Faites retentir le vieux tambour, je veux danser le tam tam mayoube, la danse des esclaves avec les pieds nus, enflés et ensanglantés dans les champs de canne-à-sucre.

  Faites retentir le vieux tambour pour penser à nos frères africains qui est venus de loin pour nous apporter ce tambour qui etait dans un temps notre façon de communiquer.


  Faites retentir le vieux tambour, je voudrais posséder la force des esclaves qui travaillaient dans les moulins à longueur de journée pour recevoir son "lam veritab" très tard pour atténuer ces gaz intestinaux, une bouffe qui le fortifia pour les coup de fouets, les supplices et autres calvaires de son quotidien malheureux, je sens jusqu'à présent dans mes veines tes souffrances.

 
   Faites retentir le vieux tambour c'est ainsi que tout l'univers est en branle et que l'energie se propage de haut en bas et de bas en haut. 


   Faites retentir le vieux tambour, je ne fais qu'un avec lui quand celui-ci dans son rythme sonore ésotérique me transporte dans l'autre monde, les eaux plus bas que la terre.


  Faites retentir le vieux tambour, je me souviens de Azor, cet amoureux du tambourin, celui qui etait maître incontesté de cet instrument qui fait vibrer plus d'un et imite le battement de nos coeurs. Il faisait parler ce tambour confectionné de peau d'animaux et de bois.


  Faites retentir le vieux tambour, ce tambour réconciliateur pouvant unir tous nous frères et nos soeurs pour danser sur un même rythme sous une tonnelle culturelle de FrankÉtienne pour enfin sonner le "lanbi rasanbleman" et là on pourrait écouter les contes de Mimi Barthelemy. Nous ferions un Konbit, "un djòl ansanm" pour résoudre nos problèmes comme dirait Éric Jean-baptiste.

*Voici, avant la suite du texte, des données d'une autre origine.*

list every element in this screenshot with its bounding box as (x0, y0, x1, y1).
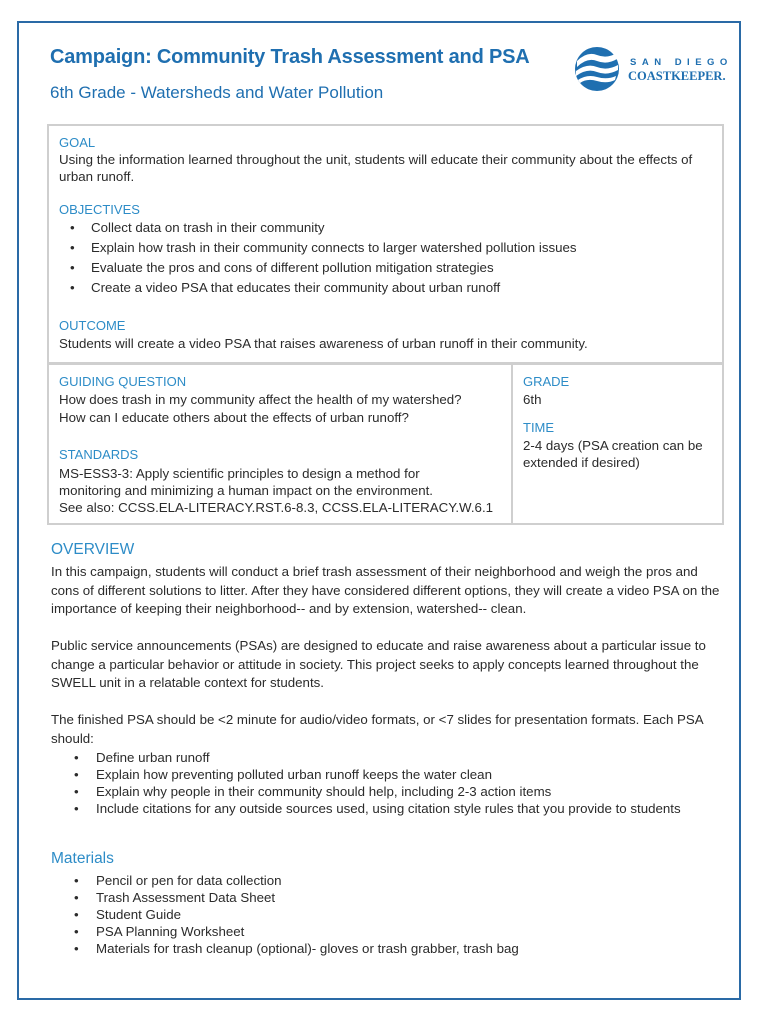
list-item: • Evaluate the pros and cons of different pollution mitigation strategies (91, 258, 712, 278)
objectives-list (59, 218, 712, 298)
logo-text-top: SAN DIEGO (630, 57, 733, 68)
page-title: Campaign: Community Trash Assessment and PSA (50, 46, 530, 68)
objectives-label: OBJECTIVES (59, 202, 140, 217)
list-item: • Define urban runoff (96, 749, 736, 766)
list-item: • Pencil or pen for data collection (96, 872, 723, 889)
outcome-text: Students will create a video PSA that raises awareness of urban runoff in their community. (59, 336, 588, 351)
list-item: • Explain why people in their community should help, including 2-3 action items (96, 783, 736, 800)
time-value: 2-4 days (PSA creation can be extended if desired) (523, 438, 703, 470)
coastkeeper-logo (572, 45, 733, 93)
standards-line: See also: CCSS.ELA-LITERACY.RST.6-8.3, CCSS.ELA-LITERACY.W.6.1 (59, 500, 494, 515)
grade-time-box (511, 363, 724, 525)
list-item: • PSA Planning Worksheet (96, 923, 723, 940)
guiding-question-line: How can I educate others about the effects of urban runoff? (59, 410, 409, 425)
list-item: • Create a video PSA that educates their community about urban runoff (91, 278, 712, 298)
materials-list (51, 872, 723, 957)
list-item: • Materials for trash cleanup (optional)- gloves or trash grabber, trash bag (96, 940, 723, 957)
guiding-question-label: GUIDING QUESTION (59, 374, 187, 389)
grade-value: 6th (523, 392, 542, 407)
standards-label: STANDARDS (59, 447, 139, 462)
psa-requirements (51, 749, 723, 817)
overview-paragraph: The finished PSA should be <2 minute for audio/video formats, or <7 slides for presentation formats. Each PSA should: (51, 712, 703, 746)
overview-heading: OVERVIEW (51, 541, 135, 558)
page-subtitle: 6th Grade - Watersheds and Water Pollution (50, 83, 384, 102)
guiding-question-box (47, 363, 513, 525)
outcome-label: OUTCOME (59, 318, 126, 333)
list-item: • Include citations for any outside sources used, using citation style rules that you provide to students (96, 800, 736, 817)
logo-text-bottom: COASTKEEPER. (628, 69, 726, 83)
time-label: TIME (523, 420, 555, 435)
list-item: • Explain how preventing polluted urban runoff keeps the water clean (96, 766, 736, 783)
list-item: • Trash Assessment Data Sheet (96, 889, 723, 906)
overview-paragraph: In this campaign, students will conduct a brief trash assessment of their neighborhood and weigh the pros and cons of different solutions to litter. After they have considered different options, they will create a video PSA on the importance of keeping their neighborhood-- and by extension, watershed-- clean. (51, 564, 720, 616)
overview-paragraph: Public service announcements (PSAs) are designed to educate and raise awareness about a particular issue to change a particular behavior or attitude in society. This project seeks to apply concepts learned throughout the SWELL unit in a relatable context for students. (51, 638, 706, 690)
materials-heading: Materials (51, 850, 114, 867)
list-item: • Student Guide (96, 906, 723, 923)
goal-label: GOAL (59, 135, 96, 150)
wave-logo-icon (572, 45, 622, 93)
goal-box (47, 124, 724, 364)
standards-line: monitoring and minimizing a human impact on the environment. (59, 483, 433, 498)
list-item: • Collect data on trash in their community (91, 218, 712, 238)
grade-label: GRADE (523, 374, 570, 389)
goal-text: Using the information learned throughout the unit, students will educate their community about the effects of urban runoff. (59, 152, 693, 184)
list-item: • Explain how trash in their community connects to larger watershed pollution issues (91, 238, 712, 258)
standards-line: MS-ESS3-3: Apply scientific principles to design a method for (59, 466, 420, 481)
guiding-question-line: How does trash in my community affect the health of my watershed? (59, 392, 462, 407)
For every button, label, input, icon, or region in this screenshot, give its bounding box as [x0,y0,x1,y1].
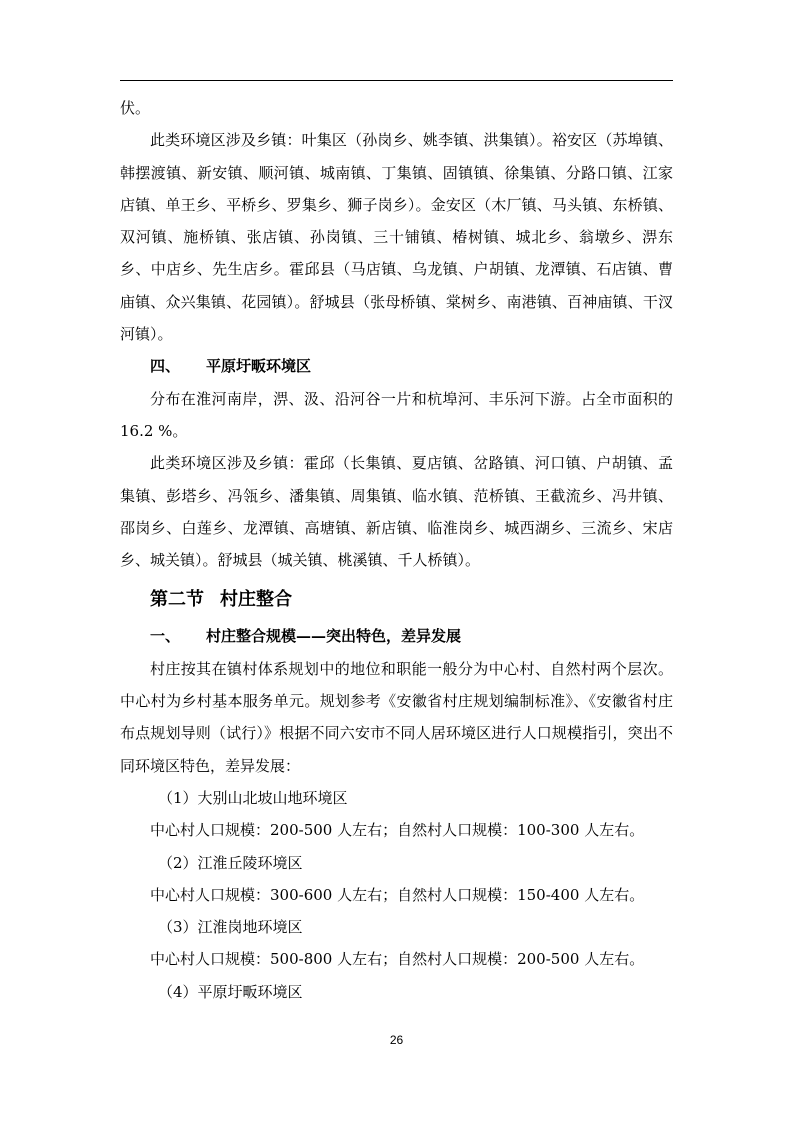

   Faites retentir le vieux tambour pour réveiller ce peuple zombie, un peuple qui pense voir avec ses yeux bandés et pense écouter avec les oreilles bouchées. Un peuple qui se cherche après deux siècles d'indépendance, un peuple qui toujours cherche midi à quatorze heures.



  Faites retentir le vieux tambour, se réunissant au bord de la mer pour contempler le coucher du soleil, avec notre troubadour local pour embrasser la couleur de l'aube dans toute sa beauté.
Nous ferons le tour de la musique, avec nos luxures de reins.


  Tambourineur, faites retentir encore pus fort le tambour, c'est notre dernière chance.